Parameterisation is a key part of climate modelling uncertainty, and the reason for much of the disagreement between predictions. It is the lesser of two evils when it comes to simulating important processes: the other being to ignore them. Parameterisations are designed using observations, theoretical knowledge, and studies using very high resolution models.

For example, clouds are much smaller than the pixels of most climate models. Here is the land map from a lower resolution climate model than the one in the last post, called HadCM3.

Land-sea map for UK Met Office Unified Model HadCM3

If each model pixel could only show “cloud” or “not cloud”,  then a simulation of cloud cover would be very unrealistic: a low resolution, blocky map where each block of cloud is tens or even hundreds of kilometres across. We would rather each model pixel was covered in a percentage of cloud, rather than 0% or 100%. The simplest way to do this is to relate percentage cloud to percentage relative humidity: at 100% relative humidity, the pixel is 100% covered in cloud; as relative humidity decreases, so does cloud cover.
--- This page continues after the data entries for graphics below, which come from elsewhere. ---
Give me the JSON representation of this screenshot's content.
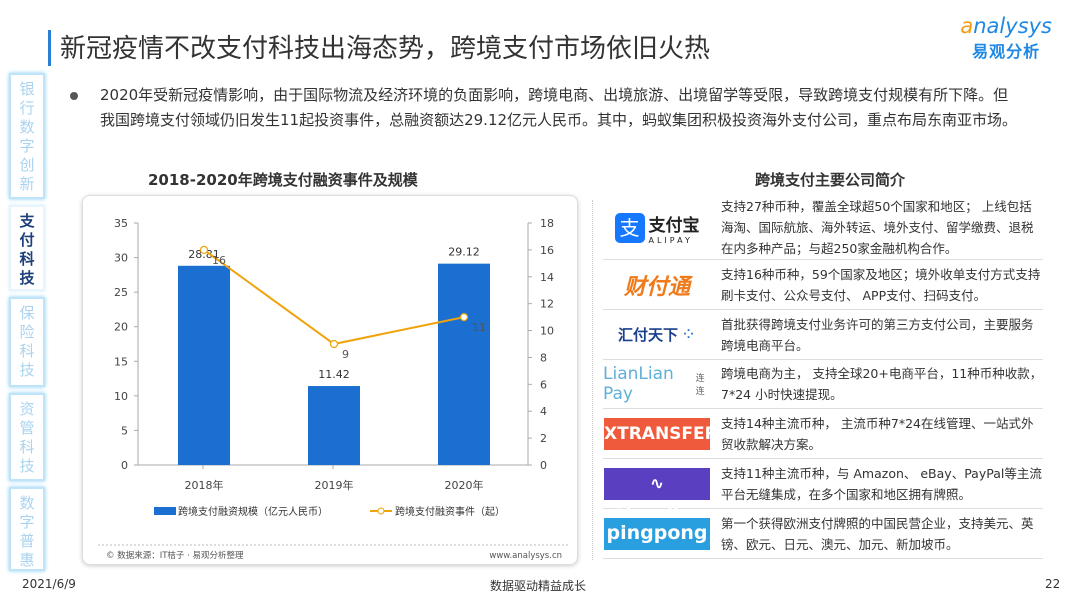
{
  "header": {
    "title": "新冠疫情不改支付科技出海态势，跨境支付市场依旧火热",
    "logo_en": "nalysys",
    "logo_en_a": "a",
    "logo_cn": "易观分析"
  },
  "sidebar": {
    "tabs": [
      {
        "label": "银行数字创新",
        "active": false
      },
      {
        "label": "支付科技",
        "active": true
      },
      {
        "label": "保险科技",
        "active": false
      },
      {
        "label": "资管科技",
        "active": false
      },
      {
        "label": "数字普惠",
        "active": false
      }
    ]
  },
  "summary": "2020年受新冠疫情影响，由于国际物流及经济环境的负面影响，跨境电商、出境旅游、出境留学等受限，导致跨境支付规模有所下降。但我国跨境支付领域仍旧发生11起投资事件，总融资额达29.12亿元人民币。其中，蚂蚁集团积极投资海外支付公司，重点布局东南亚市场。",
  "chart_data": {
    "type": "bar+line",
    "title": "2018-2020年跨境支付融资事件及规模",
    "categories": [
      "2018年",
      "2019年",
      "2020年"
    ],
    "series": [
      {
        "name": "跨境支付融资规模（亿元人民币）",
        "type": "bar",
        "axis": "left",
        "values": [
          28.81,
          11.42,
          29.12
        ],
        "color": "#1a6fd0"
      },
      {
        "name": "跨境支付融资事件（起）",
        "type": "line",
        "axis": "right",
        "values": [
          16,
          9,
          11
        ],
        "color": "#f0a30a"
      }
    ],
    "left_axis": {
      "ylim": [
        0,
        35
      ],
      "ticks": [
        0,
        5,
        10,
        15,
        20,
        25,
        30,
        35
      ]
    },
    "right_axis": {
      "ylim": [
        0,
        18
      ],
      "ticks": [
        0,
        2,
        4,
        6,
        8,
        10,
        12,
        14,
        16,
        18
      ]
    },
    "grid": false,
    "legend": "bottom",
    "source": "© 数据来源：IT桔子 · 易观分析整理",
    "website": "www.analysys.cn"
  },
  "companies": {
    "title": "跨境支付主要公司简介",
    "items": [
      {
        "logo": "支付宝",
        "logo_sub": "ALIPAY",
        "text": "支持27种币种，覆盖全球超50个国家和地区； 上线包括海淘、国际航旅、海外转运、境外支付、留学缴费、退税在内多种产品；与超250家金融机构合作。"
      },
      {
        "logo": "财付通",
        "text": "支持16种币种，59个国家及地区；境外收单支付方式支持刷卡支付、公众号支付、 APP支付、扫码支付。"
      },
      {
        "logo": "汇付天下",
        "text": "首批获得跨境支付业务许可的第三方支付公司，主要服务跨境电商平台。"
      },
      {
        "logo": "LianLian Pay",
        "logo_sub": "连连",
        "text": "跨境电商为主， 支持全球20+电商平台，11种币种收款，7*24 小时快速提现。"
      },
      {
        "logo": "XTRANSFER",
        "text": "支持14种主流币种， 主流币种7*24在线管理、一站式外贸收款解决方案。"
      },
      {
        "logo": "Airwallex",
        "text": "支持11种主流币种，与 Amazon、 eBay、PayPal等主流平台无缝集成，在多个国家和地区拥有牌照。"
      },
      {
        "logo": "pingpong",
        "text": "第一个获得欧洲支付牌照的中国民营企业，支持美元、英镑、欧元、日元、澳元、加元、新加坡币。"
      }
    ]
  },
  "footer": {
    "date": "2021/6/9",
    "slogan": "数据驱动精益成长",
    "page": "22"
  }
}
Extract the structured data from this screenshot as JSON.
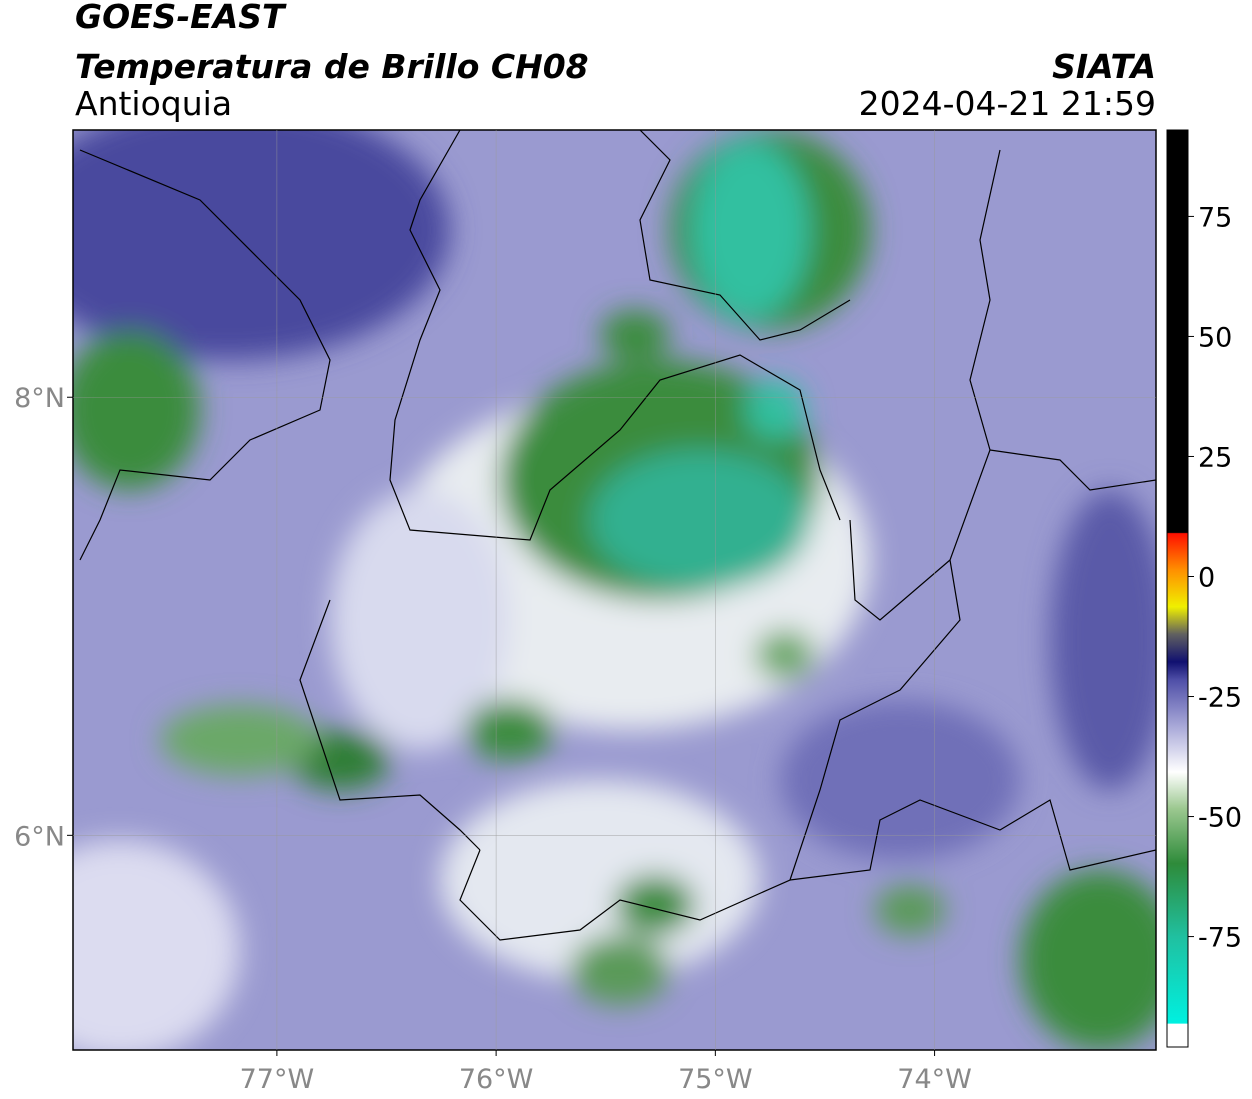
{
  "header": {
    "title": "GOES-EAST",
    "subtitle": "Temperatura de Brillo CH08",
    "region": "Antioquia",
    "source": "SIATA",
    "timestamp": "2024-04-21 21:59"
  },
  "map": {
    "xlim": [
      -77.93,
      -72.99
    ],
    "ylim": [
      5.02,
      9.22
    ],
    "xticks": [
      {
        "value": -77,
        "label": "77°W"
      },
      {
        "value": -76,
        "label": "76°W"
      },
      {
        "value": -75,
        "label": "75°W"
      },
      {
        "value": -74,
        "label": "74°W"
      }
    ],
    "yticks": [
      {
        "value": 6,
        "label": "6°N"
      },
      {
        "value": 8,
        "label": "8°N"
      }
    ]
  },
  "colorbar": {
    "lim": [
      -98,
      93
    ],
    "ticks": [
      -75,
      -50,
      -25,
      0,
      25,
      50,
      75
    ]
  }
}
Parameterisations are not Laws of Nature. In a sense they are Laws of Models, designed by us wherever we do not know, or cannot use, laws of nature. Instead of “physical constants” that we measure in the real world, like the speed of light, they have “parameters” that we control. In the cloud example, there is a control dial for the lowest relative humidity at which cloud can form. This critical threshold doesn’t exist in real life, because the world is not made of giant boxes. Some parameters are equivalent to things that exist, but for the most part they are “unphysical constants”.
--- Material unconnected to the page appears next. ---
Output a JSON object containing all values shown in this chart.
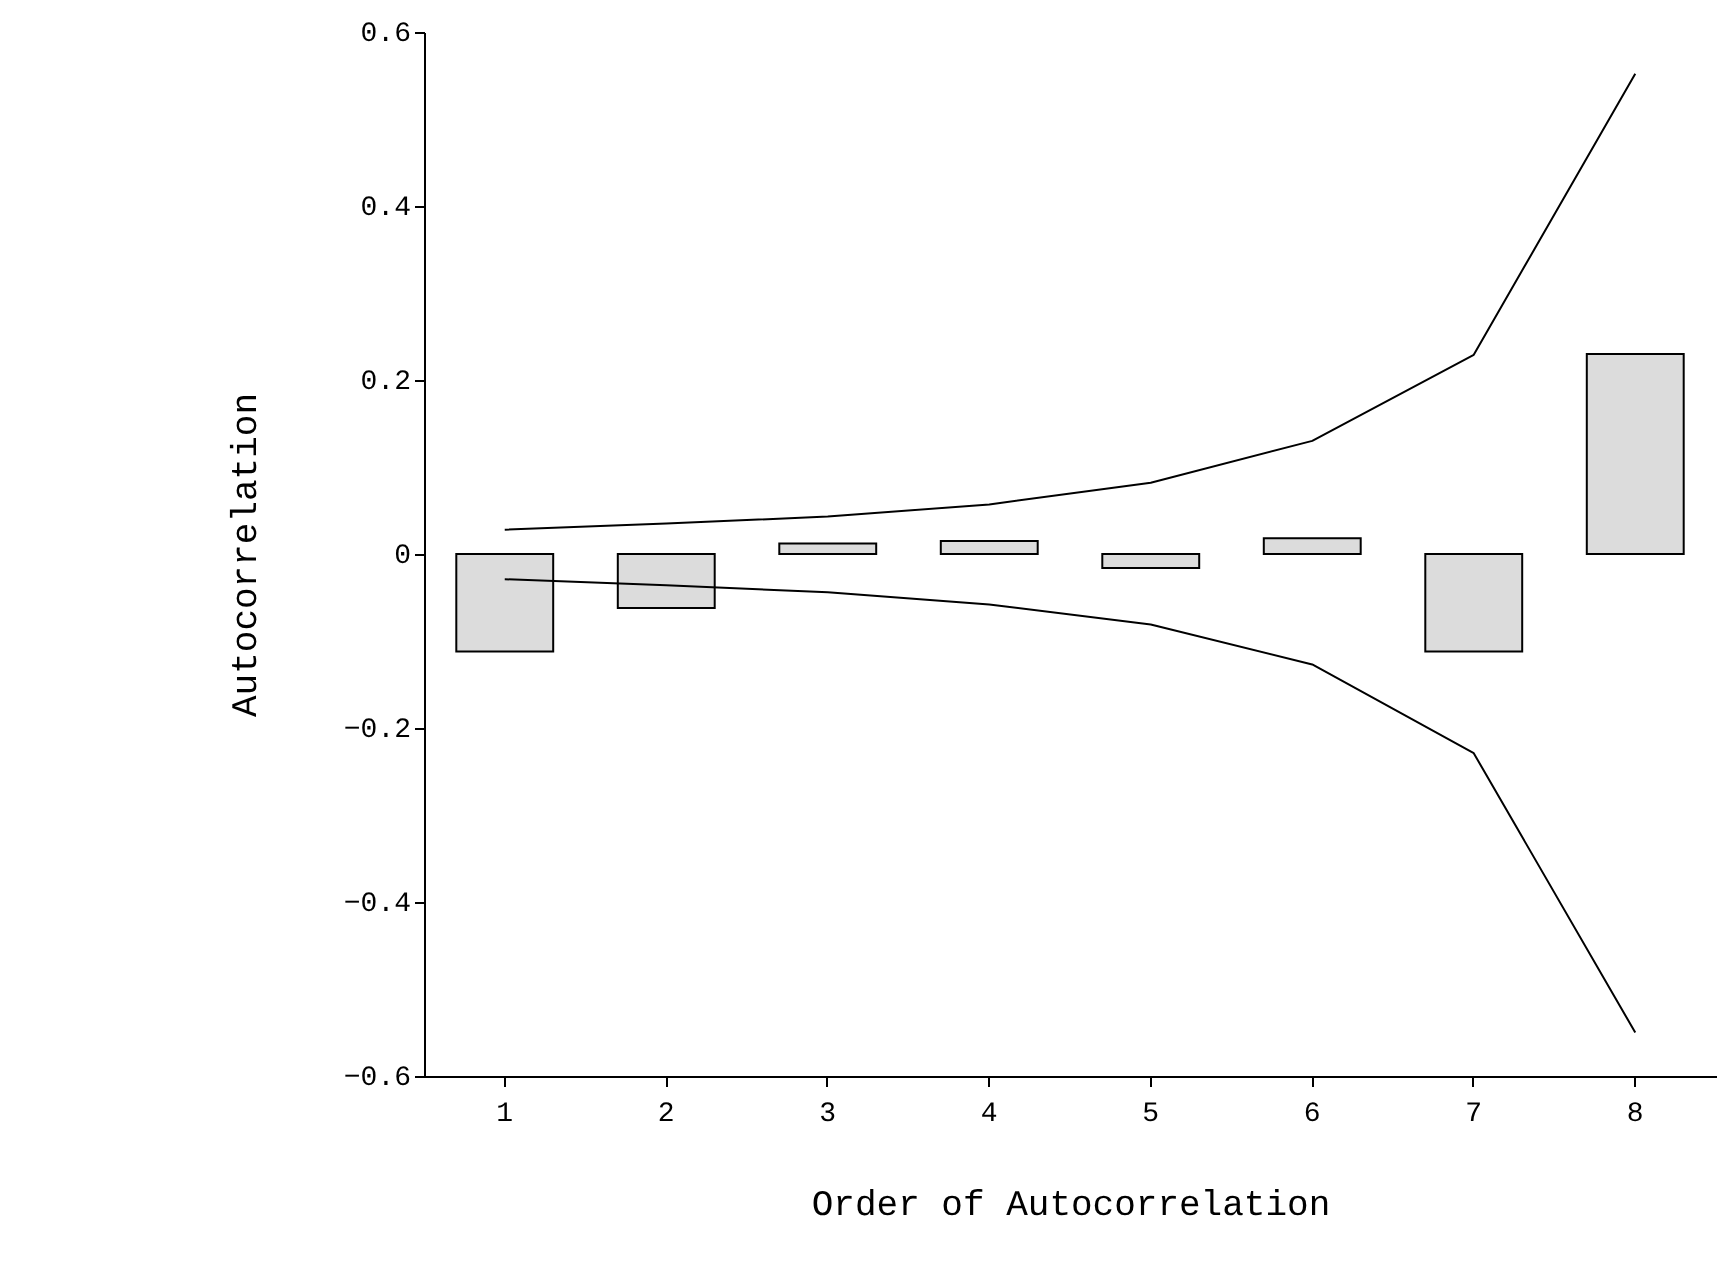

The developers of a model play god, or at least play a car radio, by twiddling these control dials until they pick up the climate signal: in other words, they test different values of the parameters to find the best possible simulation of the real world. For climate models, the test is usually to reproduce the changes of the last hundred and fifty years or so, but sometimes to reproduce older climates such as the last ice age. For models of Greenland and Antarctica, we only have detailed observations from the last twenty years.
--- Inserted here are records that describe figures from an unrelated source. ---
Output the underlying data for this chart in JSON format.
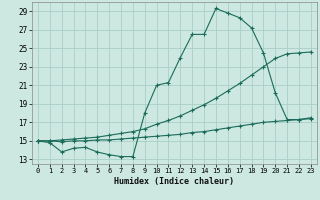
{
  "xlabel": "Humidex (Indice chaleur)",
  "bg_color": "#cce8e0",
  "grid_color": "#aacfc8",
  "line_color": "#1a6b5a",
  "xlim": [
    -0.5,
    23.5
  ],
  "ylim": [
    12.5,
    30.0
  ],
  "xticks": [
    0,
    1,
    2,
    3,
    4,
    5,
    6,
    7,
    8,
    9,
    10,
    11,
    12,
    13,
    14,
    15,
    16,
    17,
    18,
    19,
    20,
    21,
    22,
    23
  ],
  "yticks": [
    13,
    15,
    17,
    19,
    21,
    23,
    25,
    27,
    29
  ],
  "series": [
    {
      "x": [
        0,
        1,
        2,
        3,
        4,
        5,
        6,
        7,
        8,
        9,
        10,
        11,
        12,
        13,
        14,
        15,
        16,
        17,
        18,
        19,
        20,
        21,
        22,
        23
      ],
      "y": [
        15.0,
        14.8,
        13.8,
        14.2,
        14.3,
        13.8,
        13.5,
        13.3,
        13.3,
        18.0,
        21.0,
        21.3,
        24.0,
        26.5,
        26.5,
        29.3,
        28.8,
        28.3,
        27.2,
        24.5,
        20.2,
        17.3,
        17.3,
        17.5
      ]
    },
    {
      "x": [
        0,
        1,
        2,
        3,
        4,
        5,
        6,
        7,
        8,
        9,
        10,
        11,
        12,
        13,
        14,
        15,
        16,
        17,
        18,
        19,
        20,
        21,
        22,
        23
      ],
      "y": [
        15.0,
        15.0,
        15.1,
        15.2,
        15.3,
        15.4,
        15.6,
        15.8,
        16.0,
        16.3,
        16.8,
        17.2,
        17.7,
        18.3,
        18.9,
        19.6,
        20.4,
        21.2,
        22.1,
        23.0,
        23.9,
        24.4,
        24.5,
        24.6
      ]
    },
    {
      "x": [
        0,
        1,
        2,
        3,
        4,
        5,
        6,
        7,
        8,
        9,
        10,
        11,
        12,
        13,
        14,
        15,
        16,
        17,
        18,
        19,
        20,
        21,
        22,
        23
      ],
      "y": [
        15.0,
        15.0,
        14.9,
        15.0,
        15.0,
        15.1,
        15.1,
        15.2,
        15.3,
        15.4,
        15.5,
        15.6,
        15.7,
        15.9,
        16.0,
        16.2,
        16.4,
        16.6,
        16.8,
        17.0,
        17.1,
        17.2,
        17.3,
        17.4
      ]
    }
  ]
}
As our understanding improves and our computing power increases, we replace the parameterisations with physical processes. But we will never have perfect understanding of everything, nor infinite computing power to calculate it all. Parameterisation is a necessary evil. We can never have a perfect reality simulator, and all models are… imperfect.

In case you do lie awake worrying that the entire universe is a simulation: it’s fine, we can probably check that.

 

 

Discussion
  1. Hi Tamsin, nice article, thanks.
    As I understand it, the issue at the current capacity of supercomputers isn’t just one of resolution, but the number of iterations of the Navier-Stokes equations used to calculate the outcome of the interactions of climatic elements too. The better the gridscale resolution, the more truncated the iterations of the N-S equations, and vise versa.

    Has anyone estimated how much more powerful computers need to be before they can satisfy both these competing resource demands such that models become not just more useful, but sufficiently useful for practical purposes such as ‘pretty reliable’ 5-14 day forecasting?

  2. Hi Roger,

    Are you asking about temporal resolution, as opposed to spatial? And (as you will well know), reliable forecasts also depend on having good observations.

    Tamsin

  3. Dr. Edwards — that seemed like a non responsive response. If those are the two possibilities you see you, IMO, could easily have answered both or selected one. IMO that would have been more useful.

  4. Hi,

    I have a question about pixel size and coastline paradox.
    What is the size of earth surface ?
    If the earth is flat (in models ?), it doesn’t matter, but there are vertical structures (valleys, walls in a street, trees) that exist or not with pixel size. See figure 1.4 chapter 1 p. 113 in AR4 for an illustration.
    Does it matter for radiative exchange between earth surface and atmosphere ?
    Does earth surface (the solid one) temperature or energy flux change with pixel size ?
    Same questions for conduction.
    Response needed for entertainment only.